GTAC 2015: Statistical Data Sampling

Celal Ziftci, Ben Greenberg Google Tech Talks

30:47

3,911 views

Published November 27, 2015

About this talk

http://g.co/gtac Slides: https://docs.google.com/presentation/d/1zAgKXFOQn02PVik9b4YkV0ZJ2wJIaGAf5oFY_dUyDD8/pub Celal Ziftci (Google) and Ben Greenberg (MIT graduate student) It is common practice to use a sample of production data in tests.
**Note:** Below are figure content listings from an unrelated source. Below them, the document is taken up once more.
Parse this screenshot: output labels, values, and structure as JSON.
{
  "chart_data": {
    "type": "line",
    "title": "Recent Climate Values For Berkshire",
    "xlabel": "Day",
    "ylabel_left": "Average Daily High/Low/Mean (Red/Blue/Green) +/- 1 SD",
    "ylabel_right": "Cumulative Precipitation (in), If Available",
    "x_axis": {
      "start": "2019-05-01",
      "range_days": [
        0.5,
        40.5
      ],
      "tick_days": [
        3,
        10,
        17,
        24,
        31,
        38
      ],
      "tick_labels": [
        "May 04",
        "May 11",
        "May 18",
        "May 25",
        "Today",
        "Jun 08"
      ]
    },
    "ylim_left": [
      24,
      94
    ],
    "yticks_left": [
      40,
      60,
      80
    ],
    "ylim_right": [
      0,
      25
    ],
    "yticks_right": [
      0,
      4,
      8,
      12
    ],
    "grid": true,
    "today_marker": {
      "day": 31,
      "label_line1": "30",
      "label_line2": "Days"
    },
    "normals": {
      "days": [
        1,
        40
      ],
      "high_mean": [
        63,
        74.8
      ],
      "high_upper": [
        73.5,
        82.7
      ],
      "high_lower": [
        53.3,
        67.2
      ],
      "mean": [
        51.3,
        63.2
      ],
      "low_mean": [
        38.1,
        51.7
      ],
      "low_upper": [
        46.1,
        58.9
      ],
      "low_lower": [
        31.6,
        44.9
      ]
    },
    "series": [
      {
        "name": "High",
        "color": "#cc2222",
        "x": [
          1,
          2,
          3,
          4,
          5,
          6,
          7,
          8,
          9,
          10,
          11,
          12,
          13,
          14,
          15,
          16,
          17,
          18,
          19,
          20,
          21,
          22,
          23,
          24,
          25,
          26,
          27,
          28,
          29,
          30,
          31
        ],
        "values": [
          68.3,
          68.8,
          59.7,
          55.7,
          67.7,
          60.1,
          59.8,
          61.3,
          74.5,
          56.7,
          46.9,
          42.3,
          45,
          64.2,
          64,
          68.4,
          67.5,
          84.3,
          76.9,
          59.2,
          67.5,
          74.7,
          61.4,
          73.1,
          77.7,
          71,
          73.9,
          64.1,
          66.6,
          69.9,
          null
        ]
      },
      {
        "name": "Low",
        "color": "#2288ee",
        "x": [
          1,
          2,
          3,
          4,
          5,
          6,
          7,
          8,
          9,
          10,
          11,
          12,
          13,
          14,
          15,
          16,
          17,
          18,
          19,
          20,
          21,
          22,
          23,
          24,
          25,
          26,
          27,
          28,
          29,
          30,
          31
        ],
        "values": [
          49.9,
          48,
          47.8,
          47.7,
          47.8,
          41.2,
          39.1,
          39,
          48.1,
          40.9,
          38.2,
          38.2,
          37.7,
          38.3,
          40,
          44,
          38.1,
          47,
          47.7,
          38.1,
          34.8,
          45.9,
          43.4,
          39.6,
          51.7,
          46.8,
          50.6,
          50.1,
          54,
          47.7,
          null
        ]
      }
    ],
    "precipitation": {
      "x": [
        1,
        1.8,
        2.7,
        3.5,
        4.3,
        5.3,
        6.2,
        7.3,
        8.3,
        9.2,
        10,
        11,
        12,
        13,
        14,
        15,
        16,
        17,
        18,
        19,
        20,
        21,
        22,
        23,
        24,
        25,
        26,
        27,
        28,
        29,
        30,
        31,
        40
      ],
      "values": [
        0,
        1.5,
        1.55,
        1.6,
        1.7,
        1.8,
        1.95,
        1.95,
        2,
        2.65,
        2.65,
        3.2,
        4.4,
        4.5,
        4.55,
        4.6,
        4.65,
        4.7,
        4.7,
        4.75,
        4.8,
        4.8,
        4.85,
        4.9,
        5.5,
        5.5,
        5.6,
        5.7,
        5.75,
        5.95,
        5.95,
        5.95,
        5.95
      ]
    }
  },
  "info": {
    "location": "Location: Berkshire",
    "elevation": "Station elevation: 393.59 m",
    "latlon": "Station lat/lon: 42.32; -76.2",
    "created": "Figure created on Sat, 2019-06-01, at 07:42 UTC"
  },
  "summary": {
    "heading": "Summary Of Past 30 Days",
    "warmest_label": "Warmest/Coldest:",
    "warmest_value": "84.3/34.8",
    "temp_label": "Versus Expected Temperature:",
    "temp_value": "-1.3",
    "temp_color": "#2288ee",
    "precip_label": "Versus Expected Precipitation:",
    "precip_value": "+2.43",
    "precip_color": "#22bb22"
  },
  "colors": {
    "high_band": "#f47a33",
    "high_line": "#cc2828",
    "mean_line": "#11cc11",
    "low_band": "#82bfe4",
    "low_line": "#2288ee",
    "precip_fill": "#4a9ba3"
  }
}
Examples are: * Sanity Test: Feed a sample of production data into your system to see if anything fails. * A/B Test: Take a large chunk of production data, run it through the current and new versions of your system, and diff the outputs for inspection. To get a sample of production data, teams typically use ad-hoc solutions, such as: * Manually looking at the distribution of specific fields (e.g. numeric fields), * Choosing a totally random sample However, these approaches have a serious downside: They can miss out rare events (e.g. edge cases), which increases the risk of uncaught bugs in production. To mitigate this risk, teams choose very large samples. However, with such large samples, there are even more downsides: * Rare events can still be missed, * Runtime of tests greatly increases, * Diffs are too large for a human being to comprehend, and there is a lot of repetition. In this talk, we propose a novel statistical data sampling technique to "smartly" choose a "good" sample from production data that: * Guarantees rare events will not be missed, * Minimizes the size of the chosen sample by eliminating duplicates. Our technique catches rare/boundary cases, keeps the sample size to a minimum, and implicitly decreases the manual burden of looking at test outputs/diffs on the developers. It also supports parallel execution (e.g. MapReduce) so that vast amounts of data can be processed in a short time-frame to choose the sample.